客の平均年齢は37歳。95%がネット経由でやってくる。工事は、面積が68平米、費用は886万円が平均的という。決して安い買い物とは言えない。ところが山下社長は奇妙なことを言った。
「最初はお客さまに、どんな家が欲しいですか、という質問をいたしません」
では何を聞くのですか?
「初恋のこと、初めて買ったCD、思い出の旅……その人が本当に求めている暮らし方や価値観を確認するために、本質的な質問を重ねていきます。長い時には3時間、4時間と、カウンセリングに近いですかね」と笑った。
「家って奥深くて一生に何度もできない買い物ですから。暮らす人の思いを形にするために、そうしたディープデータを活用し、嗜好にあった家作りをお手伝いします」
大量に作って一気に販売する新築マンションの間取りは「8割の人が嫌だと言わない中庸ライン」を狙っている。「一方、私たちが売っているのは、たった一人の人が良いという空間です」と山下社長。

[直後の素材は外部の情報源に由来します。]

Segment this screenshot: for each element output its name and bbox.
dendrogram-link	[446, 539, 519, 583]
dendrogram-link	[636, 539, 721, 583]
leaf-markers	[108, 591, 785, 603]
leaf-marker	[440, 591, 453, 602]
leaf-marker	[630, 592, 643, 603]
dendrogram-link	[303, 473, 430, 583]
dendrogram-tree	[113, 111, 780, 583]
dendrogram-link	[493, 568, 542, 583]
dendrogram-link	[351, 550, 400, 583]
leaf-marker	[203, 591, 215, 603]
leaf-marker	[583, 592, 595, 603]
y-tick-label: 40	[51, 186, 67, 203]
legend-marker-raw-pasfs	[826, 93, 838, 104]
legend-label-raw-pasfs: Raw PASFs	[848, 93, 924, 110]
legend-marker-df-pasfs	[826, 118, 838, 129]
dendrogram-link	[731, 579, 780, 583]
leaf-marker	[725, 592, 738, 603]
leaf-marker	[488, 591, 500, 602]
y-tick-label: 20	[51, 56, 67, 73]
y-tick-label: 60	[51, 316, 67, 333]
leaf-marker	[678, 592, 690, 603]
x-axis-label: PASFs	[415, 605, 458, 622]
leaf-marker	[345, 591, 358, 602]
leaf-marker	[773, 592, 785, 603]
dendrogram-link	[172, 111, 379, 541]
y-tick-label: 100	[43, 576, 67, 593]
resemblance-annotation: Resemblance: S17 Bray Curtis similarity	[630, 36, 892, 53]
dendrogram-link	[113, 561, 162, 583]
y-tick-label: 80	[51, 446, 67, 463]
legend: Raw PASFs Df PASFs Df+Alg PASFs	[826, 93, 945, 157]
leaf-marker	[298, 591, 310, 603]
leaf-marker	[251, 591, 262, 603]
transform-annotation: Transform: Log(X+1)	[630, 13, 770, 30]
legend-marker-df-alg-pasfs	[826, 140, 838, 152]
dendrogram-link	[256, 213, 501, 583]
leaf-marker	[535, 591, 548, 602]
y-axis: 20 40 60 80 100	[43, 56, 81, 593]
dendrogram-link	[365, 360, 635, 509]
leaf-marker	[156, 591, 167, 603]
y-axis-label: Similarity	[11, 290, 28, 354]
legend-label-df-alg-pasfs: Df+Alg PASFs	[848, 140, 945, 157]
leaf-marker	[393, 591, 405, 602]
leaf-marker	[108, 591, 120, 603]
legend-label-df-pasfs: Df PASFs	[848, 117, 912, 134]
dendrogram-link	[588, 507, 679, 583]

買い手の思いに応える家。考えてみれば、まだ十分に供給されているとは言えない。わかりにくい不動産業界の構造や物件情報もインターネットによって透明化してきた。いよいよ家電や車のように、住宅も売り手から買い手に選択権が移りつつあるのではないか。古着もオシャレという感覚が定着している30~40代。好みの間取りやデザインが選択できる中古住宅へという流れも、自然なのだろう。
かつて、「ウサギ小屋」とまで揶揄された日本の住宅。その割に「一生で一番高い買い物」として君臨してきた特別な商品。あまりに高く見えていたそのハードルが、ブランドファッションと同程度に、自分のこだわりを表現するアイテムになる日も、すぐそこまで来ているのかもしれない。